REAL-TIME ESTIMATION OF GROUND SNOW LOAD USING SNOW LAYER MODEL

Abstract

 We proposed a real-time estimation model based on the method of Takahashi model to understand the snow weight changes during every moment of snow season. This method uses Takahashi model, which is made up from three sub models, snowfall model, compaction model, and snow melting model. In addition, the hourly snow layer model and optimized parameter for each location have been newly introduced to real-time estimation.

 In hourly snow layer model, snow layer is formed by weather observation records obtained hourly from AMeDAS. The density at the hourly layer formation was calculated by the snowfall model. In addition, since it was assumed that the hourly layer was transitioning to the daily snow layer, only the infiltration of snowmelt water and rainfall was considered, while consolidation was not.

 The optimized parameters for each location are average values of several years of pre-calculation result of each location. However, in the analysis using these parameters, when the value is significantly different from the average year, the error might be large. In that case, if overestimation was occurred, consolidation was forcibly performed, and if underestimation occurs, the capture rate was corrected.

 The estimation accuracy was verified using this model. This paper covered Tokamachi, Shinjo, and Sapporo. The snow weight data used to compare calculation result were the observed record in Tokamachi and Shinjo, and for the Sapporo’s case, the value was calculated from the record of the cross-section observation, which was done twice a week. Also, the comparison of snow weight in the verification was based on daily data.

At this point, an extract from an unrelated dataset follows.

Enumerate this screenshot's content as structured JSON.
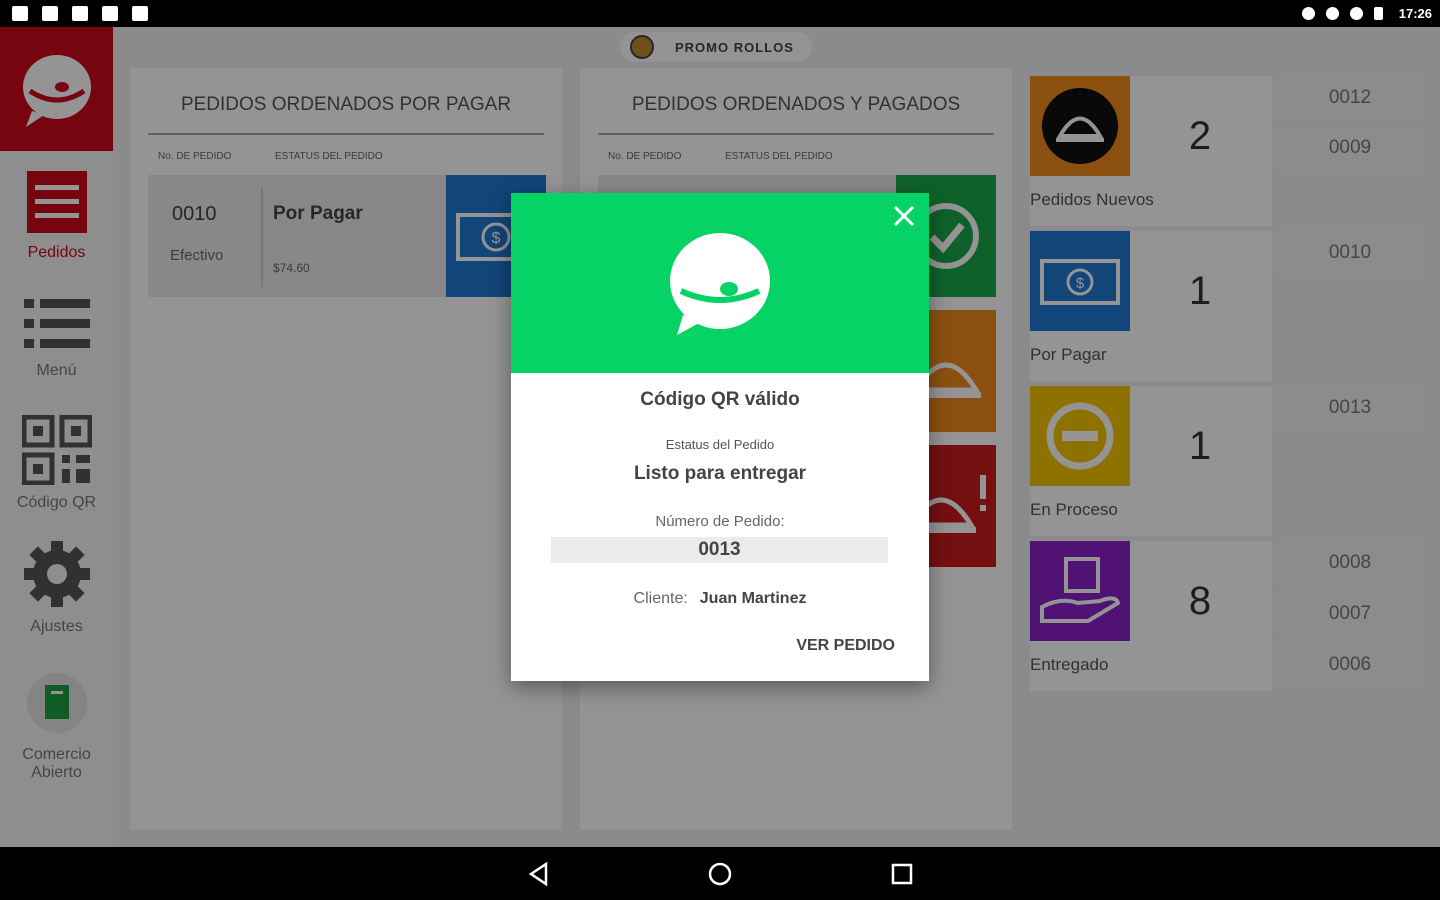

 In Tokamachi and Shinjo, the estimation results were sometimes low in the winter with little snow, they were almost accurate in the winter with a lot of snow. In Sapporo, although they were accurate in some winters, the error of the maximum snow weight was over 30% in winters with a lot of snow.

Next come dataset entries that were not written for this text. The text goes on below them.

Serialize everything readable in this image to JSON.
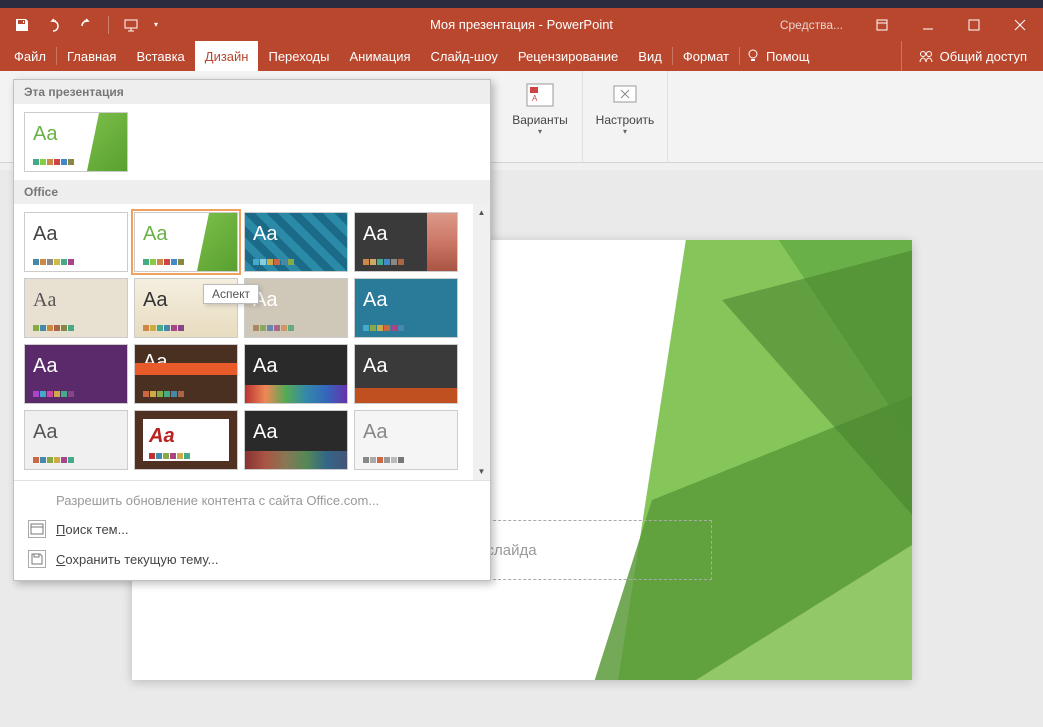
{
  "titlebar": {
    "title": "Моя презентация - PowerPoint",
    "tools": "Средства..."
  },
  "tabs": {
    "file": "Файл",
    "home": "Главная",
    "insert": "Вставка",
    "design": "Дизайн",
    "transitions": "Переходы",
    "animations": "Анимация",
    "slideshow": "Слайд-шоу",
    "review": "Рецензирование",
    "view": "Вид",
    "format": "Формат",
    "help": "Помощ",
    "share": "Общий доступ"
  },
  "ribbon": {
    "variants": "Варианты",
    "customize": "Настроить"
  },
  "panel": {
    "section_this": "Эта презентация",
    "section_office": "Office",
    "tooltip": "Аспект",
    "update_link": "Разрешить обновление контента с сайта Office.com...",
    "search": "Поиск тем...",
    "save_theme": "Сохранить текущую тему...",
    "search_u": "П",
    "save_u": "С"
  },
  "slide": {
    "subtitle": "Подзаголовок слайда"
  }
}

 In Sapporo in the winter of 2012/13, the obtained value by cross-section observation might be inaccurate and the snow weight might be less than the true value. On the other hand, the increase in snow weight due to rainfall from mid-February might be indication that the estimated layer is overly absorbing precipitation. Therefore, the actual snow conditions of the snow layer from mid-February to March is possibly changing to granular snow earlier than our estimation due to consolidation and precipitation infiltration, rainfall. In result snowmelt water and rainfall may not be retained and flowed out from the bottom of the snow. In addition, the temperature in Sapporo is extremely low in winter, so there are many days when the temperature drops below －2℃, which is set as the minimum snowmelt temperature. At this time, snow melting does not occur in the analysis, but there is a possibility that snow melting might occur due to solar radiation. If snow weight measurements are accurate, one of the factors might lead to overestimation since these mechanisms were not considered in our estimation

 Furthermore, there was a gap between the estimated values and measured values when the snow melted completely in the winter of 2012/13 in Sapporo. Since the gap was caused by the fact that amount of estimated snowmelt in early spring might be smaller than the actual one, it may be necessary to use different parameters depending on the season.